Without cash for inventory, payroll and other expenses, an emergency is imminent. Even a profitable business can experience not having enough cash at the wrong moment. One moment cash is flowing, the next moment it is only dripping. Drip. Drip.

It’s an emergency when the cash flow stops and paralyzes your store. But if you still believe in the long-term viability of your business and are willing to work toward its success, put these six steps into action immediately. They are the foundation for avoiding future cash crunches.

 

Take Charge!  What to Do in a Survival Setting

Step #1: Personally monitor all cash disbursements

In a survival situation, cash management should not be delegated. Take personal responsibility for all decisions affecting cash disbursements. Stay informed on a minute-to-minute basis. Dispense cash sparingly.       
 

Step #2: Face the situation squarely.

The fact that you’re reading this article and are prepared to take charge shows that you are willing to level with yourself about your concern for your store’s situation. Now take it a step further—look at the cold, hard facts.

List all your liabilities

  • How much do you owe lenders, suppliers, and others? When must they be paid? Make a list of all pending bills. Date them. 
  • Decide which bills must be paid, such as payroll, utilities, and vendor bills for current stock. 
  • Check all billings for finance charges and make a judgment on which ones will likely occur, and at what price.

List all of your sources of cash

Look for any areas that might produce immediate cash: sales, receivables, financing? Will these sources of cash eventually allow you to meet your debts and continue to operate your business?

After a careful and honest scrutiny of the facts, if you believe your store can survive, you are ready for the next step.

Step #3: Get on the phone to all creditors

Don’t hide. Call your biggest creditors. Talk with them. Remember, they want you to be in business. Look at some of your bigger cash outlays.

  • Landlords: You may be able to delay payment by a week or two, whatever it takes to get through the crunch.

  • Vendors: Find out how flexible they are. Call them before they call you.

  • Lenders: Explain the situation to your banker, and find out what options exist.

 

Step #4: List all saleable assets

Now is the time to liquidate superfluous inventory, fixtures, etc. 

Look at everything—even that old display shelf in the back room; another retailer down the street might be able to use it. Use eBay or Craig's List; turn it into cash!

In storage you may have some old merchandise gathering dust

Brush it off and put it on sale. Get the word out about your sale and be sure to put the old products along side an appealing display of fresh inventory.

Customers drawn to the store for the sale may choose to buy the new merchandise. 

If they see an attractive display of new arrivals, people won’t misinterpret your sale as a “going out of business” sale. 

 

Step #5: Prepare a cash flow budget

This is your most important tool.
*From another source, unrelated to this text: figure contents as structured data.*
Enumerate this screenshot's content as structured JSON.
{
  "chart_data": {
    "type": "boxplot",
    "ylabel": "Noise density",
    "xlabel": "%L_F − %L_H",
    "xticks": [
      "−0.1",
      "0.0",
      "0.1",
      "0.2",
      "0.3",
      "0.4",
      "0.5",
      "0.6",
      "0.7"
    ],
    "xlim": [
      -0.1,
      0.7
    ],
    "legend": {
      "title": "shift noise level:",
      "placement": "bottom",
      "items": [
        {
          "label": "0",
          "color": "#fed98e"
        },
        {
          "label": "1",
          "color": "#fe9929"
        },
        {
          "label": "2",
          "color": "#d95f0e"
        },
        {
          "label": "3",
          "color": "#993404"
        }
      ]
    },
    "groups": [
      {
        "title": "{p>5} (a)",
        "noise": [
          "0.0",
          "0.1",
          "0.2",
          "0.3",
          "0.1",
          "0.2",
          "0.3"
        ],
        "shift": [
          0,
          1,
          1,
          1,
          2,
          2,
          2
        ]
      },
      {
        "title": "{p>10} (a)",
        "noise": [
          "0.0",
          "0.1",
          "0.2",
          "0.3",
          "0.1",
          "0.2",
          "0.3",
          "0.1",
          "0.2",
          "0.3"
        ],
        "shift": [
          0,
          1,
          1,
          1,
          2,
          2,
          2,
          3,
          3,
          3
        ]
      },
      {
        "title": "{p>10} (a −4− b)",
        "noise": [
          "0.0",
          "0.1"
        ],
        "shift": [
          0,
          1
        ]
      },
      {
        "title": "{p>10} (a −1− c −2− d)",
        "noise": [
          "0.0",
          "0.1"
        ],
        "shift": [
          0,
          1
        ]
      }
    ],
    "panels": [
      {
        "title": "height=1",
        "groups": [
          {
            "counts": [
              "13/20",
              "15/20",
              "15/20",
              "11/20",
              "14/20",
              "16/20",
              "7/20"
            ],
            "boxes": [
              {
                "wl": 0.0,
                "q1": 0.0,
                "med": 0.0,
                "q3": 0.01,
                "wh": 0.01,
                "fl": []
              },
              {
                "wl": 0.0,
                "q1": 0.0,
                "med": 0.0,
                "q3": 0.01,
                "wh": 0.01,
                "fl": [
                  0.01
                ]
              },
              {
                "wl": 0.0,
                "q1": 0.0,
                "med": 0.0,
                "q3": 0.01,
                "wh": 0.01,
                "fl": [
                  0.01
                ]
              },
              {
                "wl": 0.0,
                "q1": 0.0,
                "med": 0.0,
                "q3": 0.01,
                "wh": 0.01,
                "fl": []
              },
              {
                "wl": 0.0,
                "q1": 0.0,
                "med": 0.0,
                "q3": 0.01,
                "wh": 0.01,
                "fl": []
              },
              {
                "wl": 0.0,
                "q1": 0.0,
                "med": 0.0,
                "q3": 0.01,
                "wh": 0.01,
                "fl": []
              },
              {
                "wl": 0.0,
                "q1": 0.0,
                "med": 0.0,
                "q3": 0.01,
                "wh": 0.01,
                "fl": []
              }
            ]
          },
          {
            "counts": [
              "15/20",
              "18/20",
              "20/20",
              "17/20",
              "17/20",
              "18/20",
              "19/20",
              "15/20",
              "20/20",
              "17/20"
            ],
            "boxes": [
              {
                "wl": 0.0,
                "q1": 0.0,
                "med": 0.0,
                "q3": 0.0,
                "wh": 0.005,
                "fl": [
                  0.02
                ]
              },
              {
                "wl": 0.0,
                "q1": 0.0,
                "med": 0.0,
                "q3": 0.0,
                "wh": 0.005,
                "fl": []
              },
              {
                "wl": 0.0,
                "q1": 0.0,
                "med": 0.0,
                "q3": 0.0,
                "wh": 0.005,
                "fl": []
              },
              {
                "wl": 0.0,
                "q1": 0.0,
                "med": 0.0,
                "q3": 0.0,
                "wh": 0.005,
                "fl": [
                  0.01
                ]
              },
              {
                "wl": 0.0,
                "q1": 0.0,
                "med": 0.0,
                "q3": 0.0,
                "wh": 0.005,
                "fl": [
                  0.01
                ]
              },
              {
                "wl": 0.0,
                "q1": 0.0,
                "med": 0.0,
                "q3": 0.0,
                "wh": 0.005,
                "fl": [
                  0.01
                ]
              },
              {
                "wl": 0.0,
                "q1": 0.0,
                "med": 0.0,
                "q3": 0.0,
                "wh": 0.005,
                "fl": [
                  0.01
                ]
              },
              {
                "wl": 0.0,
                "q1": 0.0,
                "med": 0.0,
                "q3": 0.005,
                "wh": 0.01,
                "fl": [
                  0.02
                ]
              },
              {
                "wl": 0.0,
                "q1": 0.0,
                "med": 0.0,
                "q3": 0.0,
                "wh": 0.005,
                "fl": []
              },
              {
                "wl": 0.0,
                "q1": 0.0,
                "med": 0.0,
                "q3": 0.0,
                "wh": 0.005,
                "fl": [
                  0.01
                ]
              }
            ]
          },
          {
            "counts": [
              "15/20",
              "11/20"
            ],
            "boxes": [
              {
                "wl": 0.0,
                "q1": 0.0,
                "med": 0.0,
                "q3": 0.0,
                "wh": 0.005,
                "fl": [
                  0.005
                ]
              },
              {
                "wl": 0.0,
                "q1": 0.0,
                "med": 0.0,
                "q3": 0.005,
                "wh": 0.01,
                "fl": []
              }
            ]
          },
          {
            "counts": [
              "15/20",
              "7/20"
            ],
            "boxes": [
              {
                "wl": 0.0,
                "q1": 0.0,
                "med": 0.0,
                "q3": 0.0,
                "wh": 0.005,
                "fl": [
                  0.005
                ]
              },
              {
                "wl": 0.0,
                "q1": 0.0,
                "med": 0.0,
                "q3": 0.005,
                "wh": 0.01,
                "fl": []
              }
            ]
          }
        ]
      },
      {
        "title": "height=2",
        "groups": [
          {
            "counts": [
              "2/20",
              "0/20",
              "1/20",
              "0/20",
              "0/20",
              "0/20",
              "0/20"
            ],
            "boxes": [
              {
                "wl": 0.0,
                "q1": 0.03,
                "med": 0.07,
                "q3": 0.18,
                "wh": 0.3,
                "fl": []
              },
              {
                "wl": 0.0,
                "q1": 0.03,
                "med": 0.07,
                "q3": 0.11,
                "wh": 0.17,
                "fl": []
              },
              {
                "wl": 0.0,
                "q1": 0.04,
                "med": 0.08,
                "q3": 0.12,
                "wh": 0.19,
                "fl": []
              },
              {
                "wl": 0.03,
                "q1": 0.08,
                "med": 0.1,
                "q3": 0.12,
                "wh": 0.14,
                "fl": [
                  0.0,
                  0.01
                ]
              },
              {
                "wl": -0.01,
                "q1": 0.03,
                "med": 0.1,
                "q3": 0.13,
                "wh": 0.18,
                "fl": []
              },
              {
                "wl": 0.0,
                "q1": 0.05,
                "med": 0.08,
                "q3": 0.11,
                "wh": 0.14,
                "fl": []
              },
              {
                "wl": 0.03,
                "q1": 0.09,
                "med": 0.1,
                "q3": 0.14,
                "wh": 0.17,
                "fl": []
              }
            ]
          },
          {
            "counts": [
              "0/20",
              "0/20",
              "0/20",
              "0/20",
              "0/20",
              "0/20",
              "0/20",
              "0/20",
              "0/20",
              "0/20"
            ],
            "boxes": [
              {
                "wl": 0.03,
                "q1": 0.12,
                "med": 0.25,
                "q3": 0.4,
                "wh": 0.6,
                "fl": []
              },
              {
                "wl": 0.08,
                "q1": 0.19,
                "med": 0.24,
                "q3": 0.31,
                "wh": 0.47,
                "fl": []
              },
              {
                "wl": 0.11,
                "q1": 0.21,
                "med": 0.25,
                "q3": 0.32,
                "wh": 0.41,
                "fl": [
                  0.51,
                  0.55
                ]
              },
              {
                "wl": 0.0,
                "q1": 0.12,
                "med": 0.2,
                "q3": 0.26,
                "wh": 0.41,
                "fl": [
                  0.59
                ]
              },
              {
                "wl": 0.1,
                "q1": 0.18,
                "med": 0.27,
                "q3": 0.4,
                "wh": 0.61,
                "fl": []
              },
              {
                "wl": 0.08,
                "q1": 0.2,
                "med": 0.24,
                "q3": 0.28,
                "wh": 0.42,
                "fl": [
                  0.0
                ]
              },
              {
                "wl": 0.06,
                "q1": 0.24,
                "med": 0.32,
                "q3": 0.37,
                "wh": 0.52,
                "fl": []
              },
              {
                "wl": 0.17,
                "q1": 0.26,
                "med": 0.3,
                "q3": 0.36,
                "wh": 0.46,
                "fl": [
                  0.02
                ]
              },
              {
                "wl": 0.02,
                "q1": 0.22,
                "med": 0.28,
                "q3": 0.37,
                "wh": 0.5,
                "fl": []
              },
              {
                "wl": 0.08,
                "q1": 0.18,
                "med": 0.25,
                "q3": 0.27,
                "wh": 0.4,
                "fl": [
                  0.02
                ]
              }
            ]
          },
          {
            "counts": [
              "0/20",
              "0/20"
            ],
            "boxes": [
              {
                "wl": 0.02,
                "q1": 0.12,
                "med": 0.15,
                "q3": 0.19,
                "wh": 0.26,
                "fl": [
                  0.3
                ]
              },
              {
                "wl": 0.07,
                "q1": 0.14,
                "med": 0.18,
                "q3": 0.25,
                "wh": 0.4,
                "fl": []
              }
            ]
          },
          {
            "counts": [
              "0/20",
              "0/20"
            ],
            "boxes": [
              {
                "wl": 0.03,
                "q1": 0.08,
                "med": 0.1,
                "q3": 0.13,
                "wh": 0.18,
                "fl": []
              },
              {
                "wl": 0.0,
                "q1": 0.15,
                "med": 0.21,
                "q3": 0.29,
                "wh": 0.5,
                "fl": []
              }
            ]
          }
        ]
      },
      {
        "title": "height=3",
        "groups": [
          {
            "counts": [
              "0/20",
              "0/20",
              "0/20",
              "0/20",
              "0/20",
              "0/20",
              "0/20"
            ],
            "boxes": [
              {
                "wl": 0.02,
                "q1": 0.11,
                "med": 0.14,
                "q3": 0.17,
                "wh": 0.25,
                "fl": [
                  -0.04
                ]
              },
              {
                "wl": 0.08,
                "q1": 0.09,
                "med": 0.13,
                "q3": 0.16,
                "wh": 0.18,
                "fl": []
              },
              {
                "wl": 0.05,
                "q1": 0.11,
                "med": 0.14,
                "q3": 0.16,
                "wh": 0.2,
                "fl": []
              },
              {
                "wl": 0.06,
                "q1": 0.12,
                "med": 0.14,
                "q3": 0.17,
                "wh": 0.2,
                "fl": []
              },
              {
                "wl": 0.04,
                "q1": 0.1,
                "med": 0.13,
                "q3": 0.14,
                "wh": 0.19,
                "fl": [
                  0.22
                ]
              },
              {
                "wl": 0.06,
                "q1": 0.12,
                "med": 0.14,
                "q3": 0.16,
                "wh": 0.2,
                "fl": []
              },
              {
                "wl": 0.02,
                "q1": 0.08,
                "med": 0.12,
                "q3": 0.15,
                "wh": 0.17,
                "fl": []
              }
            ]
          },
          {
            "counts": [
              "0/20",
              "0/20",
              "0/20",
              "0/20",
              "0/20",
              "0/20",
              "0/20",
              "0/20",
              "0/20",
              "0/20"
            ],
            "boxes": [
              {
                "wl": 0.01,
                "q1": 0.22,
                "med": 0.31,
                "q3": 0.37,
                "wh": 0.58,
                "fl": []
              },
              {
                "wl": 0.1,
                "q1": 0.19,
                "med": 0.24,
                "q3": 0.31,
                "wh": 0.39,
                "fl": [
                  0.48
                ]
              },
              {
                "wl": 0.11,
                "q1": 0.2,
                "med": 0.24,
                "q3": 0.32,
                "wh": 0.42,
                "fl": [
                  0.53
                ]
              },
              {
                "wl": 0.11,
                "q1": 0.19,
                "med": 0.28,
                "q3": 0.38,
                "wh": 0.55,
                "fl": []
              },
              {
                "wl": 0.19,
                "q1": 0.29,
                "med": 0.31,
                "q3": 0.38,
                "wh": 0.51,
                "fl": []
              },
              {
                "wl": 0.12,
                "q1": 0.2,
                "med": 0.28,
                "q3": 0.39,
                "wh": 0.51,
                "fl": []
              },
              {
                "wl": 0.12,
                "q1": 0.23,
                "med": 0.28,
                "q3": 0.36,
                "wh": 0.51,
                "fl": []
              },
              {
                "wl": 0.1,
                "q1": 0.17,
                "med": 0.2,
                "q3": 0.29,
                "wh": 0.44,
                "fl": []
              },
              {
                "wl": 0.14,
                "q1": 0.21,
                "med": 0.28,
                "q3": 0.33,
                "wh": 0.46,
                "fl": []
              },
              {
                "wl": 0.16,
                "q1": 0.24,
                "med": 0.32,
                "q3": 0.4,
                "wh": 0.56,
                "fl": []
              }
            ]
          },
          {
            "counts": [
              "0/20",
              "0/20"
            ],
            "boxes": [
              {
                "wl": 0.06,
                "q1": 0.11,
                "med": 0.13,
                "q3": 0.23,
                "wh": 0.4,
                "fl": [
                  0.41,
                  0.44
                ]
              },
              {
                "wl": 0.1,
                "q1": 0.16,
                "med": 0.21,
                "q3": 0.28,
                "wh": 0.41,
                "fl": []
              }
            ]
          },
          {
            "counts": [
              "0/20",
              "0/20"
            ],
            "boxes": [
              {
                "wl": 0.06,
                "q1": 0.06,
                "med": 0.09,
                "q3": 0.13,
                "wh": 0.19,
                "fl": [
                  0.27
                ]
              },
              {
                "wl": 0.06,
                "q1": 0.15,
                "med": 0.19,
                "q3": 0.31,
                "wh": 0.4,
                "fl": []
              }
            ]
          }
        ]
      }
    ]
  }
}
Combined with the steps above, the cash flow budget will help steer you out of trouble.

We suggest that this first budget cover the next six weeks. This will help identify any shortfalls and possible sources of cash to cover them. This six-week plan is an interim measure that will meet your immediate needs.

To get you started, check out The ROI's free "Cash Flow Gadget." It is set up for a four month time span; but you can use it for the next 4 weeks if you wish. The calculations work the same way.

A longer cash flow budget should be shown to the bank along with your pro forma (projected) income statement and pro forma balance sheet.

This is where The ROI's 3-in-1 INTEGRATED Cash Flow Calculator can be your powerful ally.

 

Step #6: Cut and slash

This is the hardest step and requires that you remain both objective and honest at the same time. 

Analyze all the aspects of your business allowing you to access cash. Look at how you operate your business and find areas that can be cut.

Measure your actions by what will allow you to survive the immediate situation against your ongoing needs once through the current crunch.